A procuradora-geral da República, Elizeta Ramos, pediu ao Supremo Tribunal Federal (STF) que reconheça a repercussão geral do Recurso Extraordinário em que se debate a demarcação de territórios quilombolas. Em manifestação à Corte, ela reitera posicionamento do Ministério Público Federal (MPF), contrário à existência de um marco temporal que condicione o processo de reconhecimento e demarcação das terras ocupadas por remanescentes de quilombos. No documento, a PGR pede que o relator do processo, Edson Fachin, submeta a matéria ao Plenário Virtual para que os ministros deliberem sobre a existência de repercussão geral da matéria e desde logo fixem tese rechaçando o marco temporal.
O recurso se origina de uma ação de anulação de processo demarcatório em que o Instituto Nacional de Colonização e Reforma Agrária (Incra) caracterizou um imóvel rural como pertencente à área de ocupação quilombola. Ao julgar o processo, a Justiça Federal sul-mato-grossense baseou-se no fundamento de que somente as terras ocupadas até a data da promulgação da Constituição Federal (5 de outubro de 1988) poderiam ser reconhecidas nos moldes do procedimento do Incra. O MPF recorreu da sentença.
O parecer de Elizeta Ramos reforça os argumentos apresentados pela Procuradoria-Geral da República em memorial, no ano passado, à luz do recente julgamento em que rejeitada a tese do marco temporal em relação aos indígenas. Ela considera que a controvérsia é de natureza constitucional e ultrapassa os interesses das partes, além de ter relevância social, política e jurídica. “A possibilidade de reafirmação da jurisprudência dominante na mesma assentada em que apreciada a repercussão geral decorre da concretização de entendimento consagrado pelo Tribunal”, esclareceu, ao defender que a matéria exige que seja firmado entendimento vinculante para nortear todo o Judiciário brasileiro.
A procuradora-geral lembra o recente julgamento do Supremo no RE 1.017.365, Tema 1031 da sistemática da Repercussão Geral. Marcado por um profundo debate, o julgamento acerca da existência de um marco temporal para os territórios indígenas levou à construção coletiva de uma extensa tese, com 13 pontos referentes à territorialidade tradicional. No ponto III, a Corte assentou que a proteção constitucional aos direitos originários sobre as terras ocupadas por indígenas não depende da existência de um marco temporal ou da configuração do renitente esbulho.
Apesar de o Tema 1031 ter por objeto os territórios indígenas, Elizeta Ramos lembrou que “tendo em conta a unidade conceitual de povos e comunidades tradicionais há convergência na premissa de rechaçar o marco temporal”. A demanda, segundo ela, tem estrita identidade fático-jurídica com o referido caso e também com a Ação Direta de Inconstitucionalidade (ADI) 3.239. Ao julgá-la, o STF reconheceu o direito das populações remanescentes de quilombos a territórios, ainda que a terra tenha sido titulada, devendo ocorrer a desapropriação em vez do afastamento do reconhecimento do território como quilombola.

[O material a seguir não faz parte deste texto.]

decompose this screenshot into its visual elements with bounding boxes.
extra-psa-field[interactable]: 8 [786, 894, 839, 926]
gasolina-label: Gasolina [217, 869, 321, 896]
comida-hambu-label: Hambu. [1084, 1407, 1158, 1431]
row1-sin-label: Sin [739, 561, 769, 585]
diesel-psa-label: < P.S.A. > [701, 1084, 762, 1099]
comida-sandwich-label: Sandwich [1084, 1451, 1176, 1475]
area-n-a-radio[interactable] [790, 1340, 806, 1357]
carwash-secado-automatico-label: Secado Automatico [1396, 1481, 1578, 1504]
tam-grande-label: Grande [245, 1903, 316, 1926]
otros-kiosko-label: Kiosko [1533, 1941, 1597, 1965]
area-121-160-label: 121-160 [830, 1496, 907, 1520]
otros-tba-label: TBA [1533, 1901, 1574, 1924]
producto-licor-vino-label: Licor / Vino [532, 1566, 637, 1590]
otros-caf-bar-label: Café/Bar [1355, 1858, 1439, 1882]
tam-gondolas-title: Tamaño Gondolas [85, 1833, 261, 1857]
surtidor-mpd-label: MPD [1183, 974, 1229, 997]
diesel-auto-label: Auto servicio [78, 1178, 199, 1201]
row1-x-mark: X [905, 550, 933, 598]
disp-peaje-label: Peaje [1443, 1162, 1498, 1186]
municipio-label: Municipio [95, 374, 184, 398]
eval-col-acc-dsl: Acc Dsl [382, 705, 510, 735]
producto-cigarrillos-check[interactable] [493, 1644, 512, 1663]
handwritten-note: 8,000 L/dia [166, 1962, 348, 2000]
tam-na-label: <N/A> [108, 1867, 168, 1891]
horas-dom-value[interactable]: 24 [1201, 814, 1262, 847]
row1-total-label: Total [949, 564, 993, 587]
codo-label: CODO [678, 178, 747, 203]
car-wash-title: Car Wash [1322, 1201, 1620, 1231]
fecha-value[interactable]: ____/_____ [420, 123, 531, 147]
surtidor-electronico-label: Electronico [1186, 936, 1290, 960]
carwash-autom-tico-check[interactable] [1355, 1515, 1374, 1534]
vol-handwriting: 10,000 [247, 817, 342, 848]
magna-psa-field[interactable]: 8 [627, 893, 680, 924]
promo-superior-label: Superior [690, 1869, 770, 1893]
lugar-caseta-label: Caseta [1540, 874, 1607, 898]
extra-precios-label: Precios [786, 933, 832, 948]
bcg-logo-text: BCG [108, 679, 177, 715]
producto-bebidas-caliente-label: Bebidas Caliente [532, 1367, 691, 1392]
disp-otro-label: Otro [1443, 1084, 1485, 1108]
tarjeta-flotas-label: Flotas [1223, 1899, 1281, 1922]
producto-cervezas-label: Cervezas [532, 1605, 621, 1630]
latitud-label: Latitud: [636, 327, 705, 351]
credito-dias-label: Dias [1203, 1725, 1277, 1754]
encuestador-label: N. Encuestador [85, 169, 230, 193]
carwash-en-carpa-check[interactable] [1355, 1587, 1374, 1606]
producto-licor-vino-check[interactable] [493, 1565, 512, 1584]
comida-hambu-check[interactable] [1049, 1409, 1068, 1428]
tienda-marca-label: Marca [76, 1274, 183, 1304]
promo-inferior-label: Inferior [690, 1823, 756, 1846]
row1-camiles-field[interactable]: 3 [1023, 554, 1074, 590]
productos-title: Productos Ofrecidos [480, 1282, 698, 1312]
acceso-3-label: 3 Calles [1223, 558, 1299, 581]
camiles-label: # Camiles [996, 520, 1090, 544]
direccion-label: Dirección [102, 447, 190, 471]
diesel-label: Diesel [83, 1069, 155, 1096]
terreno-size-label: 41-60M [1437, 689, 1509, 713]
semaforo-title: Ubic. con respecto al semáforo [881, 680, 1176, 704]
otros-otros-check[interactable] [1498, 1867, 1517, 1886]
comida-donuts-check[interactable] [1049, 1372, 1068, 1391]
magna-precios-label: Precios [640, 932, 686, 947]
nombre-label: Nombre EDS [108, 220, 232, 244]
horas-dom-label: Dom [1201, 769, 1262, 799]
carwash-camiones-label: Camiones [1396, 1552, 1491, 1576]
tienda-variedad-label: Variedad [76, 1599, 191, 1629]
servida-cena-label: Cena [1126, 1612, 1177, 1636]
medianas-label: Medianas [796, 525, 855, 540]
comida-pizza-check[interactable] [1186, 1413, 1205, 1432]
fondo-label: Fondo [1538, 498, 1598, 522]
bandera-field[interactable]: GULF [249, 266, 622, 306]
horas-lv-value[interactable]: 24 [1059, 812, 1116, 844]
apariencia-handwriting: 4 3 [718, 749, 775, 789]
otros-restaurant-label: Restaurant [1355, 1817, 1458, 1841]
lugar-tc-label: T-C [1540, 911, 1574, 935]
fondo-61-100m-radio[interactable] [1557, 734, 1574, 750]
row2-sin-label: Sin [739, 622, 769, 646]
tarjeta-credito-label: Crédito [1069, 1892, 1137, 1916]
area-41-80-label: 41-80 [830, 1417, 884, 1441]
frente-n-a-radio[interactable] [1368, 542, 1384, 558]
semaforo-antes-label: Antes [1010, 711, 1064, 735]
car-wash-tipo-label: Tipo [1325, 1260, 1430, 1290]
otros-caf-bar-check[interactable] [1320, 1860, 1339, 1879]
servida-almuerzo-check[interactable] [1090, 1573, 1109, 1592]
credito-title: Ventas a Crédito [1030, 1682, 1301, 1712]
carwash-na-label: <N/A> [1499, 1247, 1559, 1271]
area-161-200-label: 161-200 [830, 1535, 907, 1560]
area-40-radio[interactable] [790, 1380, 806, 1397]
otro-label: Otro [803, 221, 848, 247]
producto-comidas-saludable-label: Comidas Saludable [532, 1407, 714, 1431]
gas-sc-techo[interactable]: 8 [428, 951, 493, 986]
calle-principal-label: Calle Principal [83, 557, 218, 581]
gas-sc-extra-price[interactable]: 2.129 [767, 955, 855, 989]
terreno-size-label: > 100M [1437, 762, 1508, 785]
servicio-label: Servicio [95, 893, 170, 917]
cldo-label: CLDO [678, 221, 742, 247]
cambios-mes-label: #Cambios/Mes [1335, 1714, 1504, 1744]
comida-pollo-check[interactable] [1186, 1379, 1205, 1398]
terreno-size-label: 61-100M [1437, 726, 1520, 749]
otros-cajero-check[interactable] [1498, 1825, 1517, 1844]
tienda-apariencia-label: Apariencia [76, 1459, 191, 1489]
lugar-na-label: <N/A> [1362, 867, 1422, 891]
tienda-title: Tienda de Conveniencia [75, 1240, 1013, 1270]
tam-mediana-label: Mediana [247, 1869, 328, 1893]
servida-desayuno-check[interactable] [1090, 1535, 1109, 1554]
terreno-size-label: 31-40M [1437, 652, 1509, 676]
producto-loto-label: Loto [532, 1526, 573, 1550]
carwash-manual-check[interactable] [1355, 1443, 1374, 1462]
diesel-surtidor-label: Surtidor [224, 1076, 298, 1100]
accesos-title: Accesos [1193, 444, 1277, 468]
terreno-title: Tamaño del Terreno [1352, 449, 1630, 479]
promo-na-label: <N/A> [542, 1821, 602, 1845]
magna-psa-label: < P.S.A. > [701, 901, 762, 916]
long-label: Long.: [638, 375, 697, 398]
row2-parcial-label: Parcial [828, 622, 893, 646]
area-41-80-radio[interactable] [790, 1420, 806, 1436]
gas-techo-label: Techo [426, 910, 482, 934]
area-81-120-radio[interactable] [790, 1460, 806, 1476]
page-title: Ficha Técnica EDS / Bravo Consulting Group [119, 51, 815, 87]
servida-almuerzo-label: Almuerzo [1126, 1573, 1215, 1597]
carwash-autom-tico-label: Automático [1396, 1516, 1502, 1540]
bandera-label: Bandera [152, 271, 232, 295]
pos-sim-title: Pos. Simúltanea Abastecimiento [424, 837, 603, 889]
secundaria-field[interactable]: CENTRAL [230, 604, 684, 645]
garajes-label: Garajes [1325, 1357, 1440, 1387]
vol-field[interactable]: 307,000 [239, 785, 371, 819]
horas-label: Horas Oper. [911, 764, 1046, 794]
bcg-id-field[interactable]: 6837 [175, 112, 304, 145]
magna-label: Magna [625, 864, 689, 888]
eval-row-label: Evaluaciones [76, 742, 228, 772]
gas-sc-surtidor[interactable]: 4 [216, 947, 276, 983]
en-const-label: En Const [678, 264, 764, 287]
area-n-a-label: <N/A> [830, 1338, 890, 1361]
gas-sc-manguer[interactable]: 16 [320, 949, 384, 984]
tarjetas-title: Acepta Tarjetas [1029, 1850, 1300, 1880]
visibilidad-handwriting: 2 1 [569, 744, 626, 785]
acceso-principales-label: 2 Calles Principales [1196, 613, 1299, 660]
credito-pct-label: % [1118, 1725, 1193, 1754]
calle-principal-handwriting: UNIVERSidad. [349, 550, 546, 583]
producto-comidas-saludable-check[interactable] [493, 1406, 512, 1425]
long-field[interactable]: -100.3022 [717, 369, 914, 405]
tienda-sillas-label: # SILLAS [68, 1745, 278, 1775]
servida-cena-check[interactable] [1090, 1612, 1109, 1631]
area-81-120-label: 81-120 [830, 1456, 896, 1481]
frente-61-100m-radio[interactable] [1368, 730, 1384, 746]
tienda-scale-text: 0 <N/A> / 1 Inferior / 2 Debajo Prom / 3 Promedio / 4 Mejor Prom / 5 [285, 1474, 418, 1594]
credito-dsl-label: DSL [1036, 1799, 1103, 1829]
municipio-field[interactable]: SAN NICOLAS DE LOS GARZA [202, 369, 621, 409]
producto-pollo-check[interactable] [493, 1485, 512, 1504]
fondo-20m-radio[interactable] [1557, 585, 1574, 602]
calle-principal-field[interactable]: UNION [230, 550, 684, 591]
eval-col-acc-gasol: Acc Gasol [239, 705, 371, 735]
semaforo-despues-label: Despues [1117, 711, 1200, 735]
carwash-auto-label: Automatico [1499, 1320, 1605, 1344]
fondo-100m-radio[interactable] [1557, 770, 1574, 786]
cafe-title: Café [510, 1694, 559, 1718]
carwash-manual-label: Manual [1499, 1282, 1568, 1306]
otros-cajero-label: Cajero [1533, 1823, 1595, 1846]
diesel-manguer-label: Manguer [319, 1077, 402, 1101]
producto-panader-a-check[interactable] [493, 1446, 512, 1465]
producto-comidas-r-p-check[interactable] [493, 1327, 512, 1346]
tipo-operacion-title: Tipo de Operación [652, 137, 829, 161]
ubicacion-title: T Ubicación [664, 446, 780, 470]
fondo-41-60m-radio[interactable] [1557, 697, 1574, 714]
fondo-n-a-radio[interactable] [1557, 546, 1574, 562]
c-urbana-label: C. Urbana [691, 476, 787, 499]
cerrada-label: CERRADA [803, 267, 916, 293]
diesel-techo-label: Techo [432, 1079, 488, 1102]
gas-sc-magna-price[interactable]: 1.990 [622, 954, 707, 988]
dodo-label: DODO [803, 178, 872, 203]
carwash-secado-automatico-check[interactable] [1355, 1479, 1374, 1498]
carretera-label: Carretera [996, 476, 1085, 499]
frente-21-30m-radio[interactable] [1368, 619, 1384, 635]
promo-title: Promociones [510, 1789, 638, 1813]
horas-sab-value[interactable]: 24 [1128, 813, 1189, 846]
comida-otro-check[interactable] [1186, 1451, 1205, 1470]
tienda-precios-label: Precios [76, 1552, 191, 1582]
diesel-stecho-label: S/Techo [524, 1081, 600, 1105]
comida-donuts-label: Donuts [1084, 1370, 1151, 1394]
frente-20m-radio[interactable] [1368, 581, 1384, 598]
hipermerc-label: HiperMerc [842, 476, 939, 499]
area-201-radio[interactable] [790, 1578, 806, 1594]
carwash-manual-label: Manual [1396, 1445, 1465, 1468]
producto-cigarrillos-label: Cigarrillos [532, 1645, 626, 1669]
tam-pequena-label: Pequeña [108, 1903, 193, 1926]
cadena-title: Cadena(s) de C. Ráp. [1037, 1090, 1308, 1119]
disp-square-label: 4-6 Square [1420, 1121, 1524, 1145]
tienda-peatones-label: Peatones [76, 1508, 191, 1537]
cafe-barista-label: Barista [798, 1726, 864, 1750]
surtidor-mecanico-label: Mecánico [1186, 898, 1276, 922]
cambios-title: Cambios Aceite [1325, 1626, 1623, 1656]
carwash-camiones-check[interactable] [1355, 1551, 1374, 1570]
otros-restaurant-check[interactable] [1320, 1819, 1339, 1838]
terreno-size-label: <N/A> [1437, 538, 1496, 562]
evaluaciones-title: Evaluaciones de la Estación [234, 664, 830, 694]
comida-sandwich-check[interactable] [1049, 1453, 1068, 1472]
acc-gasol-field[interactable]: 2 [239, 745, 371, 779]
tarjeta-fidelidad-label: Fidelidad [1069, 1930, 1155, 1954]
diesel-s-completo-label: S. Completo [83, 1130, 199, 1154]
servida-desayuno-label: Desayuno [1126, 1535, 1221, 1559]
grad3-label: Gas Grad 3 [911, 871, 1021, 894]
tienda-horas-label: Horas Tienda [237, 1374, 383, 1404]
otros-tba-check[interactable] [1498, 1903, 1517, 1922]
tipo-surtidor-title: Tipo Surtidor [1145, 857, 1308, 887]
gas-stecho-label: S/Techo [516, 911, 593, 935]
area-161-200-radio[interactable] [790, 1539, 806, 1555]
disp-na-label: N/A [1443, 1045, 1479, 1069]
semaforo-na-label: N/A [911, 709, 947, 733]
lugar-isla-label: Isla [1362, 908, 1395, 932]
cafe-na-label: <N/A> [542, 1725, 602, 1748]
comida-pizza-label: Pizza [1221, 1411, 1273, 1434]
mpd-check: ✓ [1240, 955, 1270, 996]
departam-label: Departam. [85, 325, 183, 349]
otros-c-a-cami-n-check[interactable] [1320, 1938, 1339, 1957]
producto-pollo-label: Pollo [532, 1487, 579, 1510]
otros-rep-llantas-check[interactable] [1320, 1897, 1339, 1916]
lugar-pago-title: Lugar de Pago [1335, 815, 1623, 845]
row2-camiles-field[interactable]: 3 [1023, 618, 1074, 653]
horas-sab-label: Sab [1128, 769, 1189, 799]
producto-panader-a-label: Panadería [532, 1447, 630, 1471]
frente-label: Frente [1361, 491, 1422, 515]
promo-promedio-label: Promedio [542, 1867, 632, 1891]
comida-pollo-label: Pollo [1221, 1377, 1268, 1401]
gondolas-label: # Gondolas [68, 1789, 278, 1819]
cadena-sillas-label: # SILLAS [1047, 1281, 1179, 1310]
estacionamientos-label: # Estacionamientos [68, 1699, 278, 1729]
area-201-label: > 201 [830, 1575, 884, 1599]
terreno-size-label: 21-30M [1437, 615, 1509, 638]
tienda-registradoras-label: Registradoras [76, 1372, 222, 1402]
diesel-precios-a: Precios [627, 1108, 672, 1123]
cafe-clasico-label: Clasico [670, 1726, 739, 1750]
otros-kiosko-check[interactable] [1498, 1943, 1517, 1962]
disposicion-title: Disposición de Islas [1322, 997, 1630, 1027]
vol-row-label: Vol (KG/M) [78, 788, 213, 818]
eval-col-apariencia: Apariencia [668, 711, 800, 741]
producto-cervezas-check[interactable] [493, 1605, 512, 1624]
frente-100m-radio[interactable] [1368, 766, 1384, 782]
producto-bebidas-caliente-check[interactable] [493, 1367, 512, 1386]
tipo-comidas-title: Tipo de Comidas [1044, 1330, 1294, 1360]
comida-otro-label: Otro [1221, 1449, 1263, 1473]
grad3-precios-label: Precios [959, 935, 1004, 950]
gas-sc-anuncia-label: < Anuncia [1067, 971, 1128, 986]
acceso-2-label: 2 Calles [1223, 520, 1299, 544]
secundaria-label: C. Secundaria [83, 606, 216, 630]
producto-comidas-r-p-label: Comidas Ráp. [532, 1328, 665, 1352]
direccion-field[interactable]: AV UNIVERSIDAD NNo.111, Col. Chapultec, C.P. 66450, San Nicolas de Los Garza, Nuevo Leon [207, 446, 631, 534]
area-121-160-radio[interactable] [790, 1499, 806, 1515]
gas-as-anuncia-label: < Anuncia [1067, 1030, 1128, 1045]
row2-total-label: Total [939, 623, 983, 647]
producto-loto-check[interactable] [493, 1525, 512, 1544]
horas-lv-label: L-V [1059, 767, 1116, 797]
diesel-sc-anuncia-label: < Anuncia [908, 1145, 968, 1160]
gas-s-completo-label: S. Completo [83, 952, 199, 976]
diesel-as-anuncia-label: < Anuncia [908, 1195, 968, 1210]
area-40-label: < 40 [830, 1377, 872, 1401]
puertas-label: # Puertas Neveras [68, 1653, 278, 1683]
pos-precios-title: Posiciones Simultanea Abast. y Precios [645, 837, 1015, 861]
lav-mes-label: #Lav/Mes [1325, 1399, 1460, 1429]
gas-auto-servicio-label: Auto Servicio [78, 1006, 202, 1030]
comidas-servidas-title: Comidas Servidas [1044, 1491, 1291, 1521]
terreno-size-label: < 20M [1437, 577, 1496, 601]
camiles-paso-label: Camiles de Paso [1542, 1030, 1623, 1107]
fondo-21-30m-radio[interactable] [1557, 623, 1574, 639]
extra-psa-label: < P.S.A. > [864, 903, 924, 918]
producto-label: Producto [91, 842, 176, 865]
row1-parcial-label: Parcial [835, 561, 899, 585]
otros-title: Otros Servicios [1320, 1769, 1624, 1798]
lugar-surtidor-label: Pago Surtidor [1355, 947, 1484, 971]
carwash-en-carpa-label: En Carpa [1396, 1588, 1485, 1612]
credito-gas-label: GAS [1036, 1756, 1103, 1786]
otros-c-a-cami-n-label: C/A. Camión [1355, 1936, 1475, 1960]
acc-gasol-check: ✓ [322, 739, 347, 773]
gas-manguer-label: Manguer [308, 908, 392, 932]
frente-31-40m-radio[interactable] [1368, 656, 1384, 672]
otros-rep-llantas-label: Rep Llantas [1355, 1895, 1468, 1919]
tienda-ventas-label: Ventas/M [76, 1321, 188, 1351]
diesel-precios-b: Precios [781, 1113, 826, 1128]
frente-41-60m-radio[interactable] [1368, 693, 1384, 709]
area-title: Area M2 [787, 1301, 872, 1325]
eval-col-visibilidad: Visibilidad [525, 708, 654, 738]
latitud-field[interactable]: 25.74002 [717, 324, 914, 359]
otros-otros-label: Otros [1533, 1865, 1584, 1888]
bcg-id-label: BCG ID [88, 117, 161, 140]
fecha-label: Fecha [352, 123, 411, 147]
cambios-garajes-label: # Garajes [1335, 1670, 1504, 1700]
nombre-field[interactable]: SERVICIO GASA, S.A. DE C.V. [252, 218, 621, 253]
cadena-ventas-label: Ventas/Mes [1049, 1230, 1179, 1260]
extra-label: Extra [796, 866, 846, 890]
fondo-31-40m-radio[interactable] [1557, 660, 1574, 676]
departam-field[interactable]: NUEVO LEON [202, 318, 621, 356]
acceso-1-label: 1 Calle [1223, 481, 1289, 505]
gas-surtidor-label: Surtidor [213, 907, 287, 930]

Tese – Considerando os termos do art. 68 do Ato das Disposições Constitucionais Transitórias (ADCT) e os precedentes firmados pelo STF, Ramos sugeriu a seguinte tese para fixação de tema de repercussão geral: “A proteção constitucional aos direitos originários sobre as terras que as comunidades quilombolas e outros povos tradicionais ocupam independe da existência de um marco temporal em 5 de outubro de 1988 ou da configuração do renitente esbulho, como conflito físico ou controvérsia judicial persistente à data da promulgação da Constituição, aplicando-se para sua demarcação a sistemática do Decreto 4.887 e, no que compatível, as diretrizes fixadas no exame do Tema 1031, nos termos decididos na ADI 3.239 e no ARE 1.360.309”.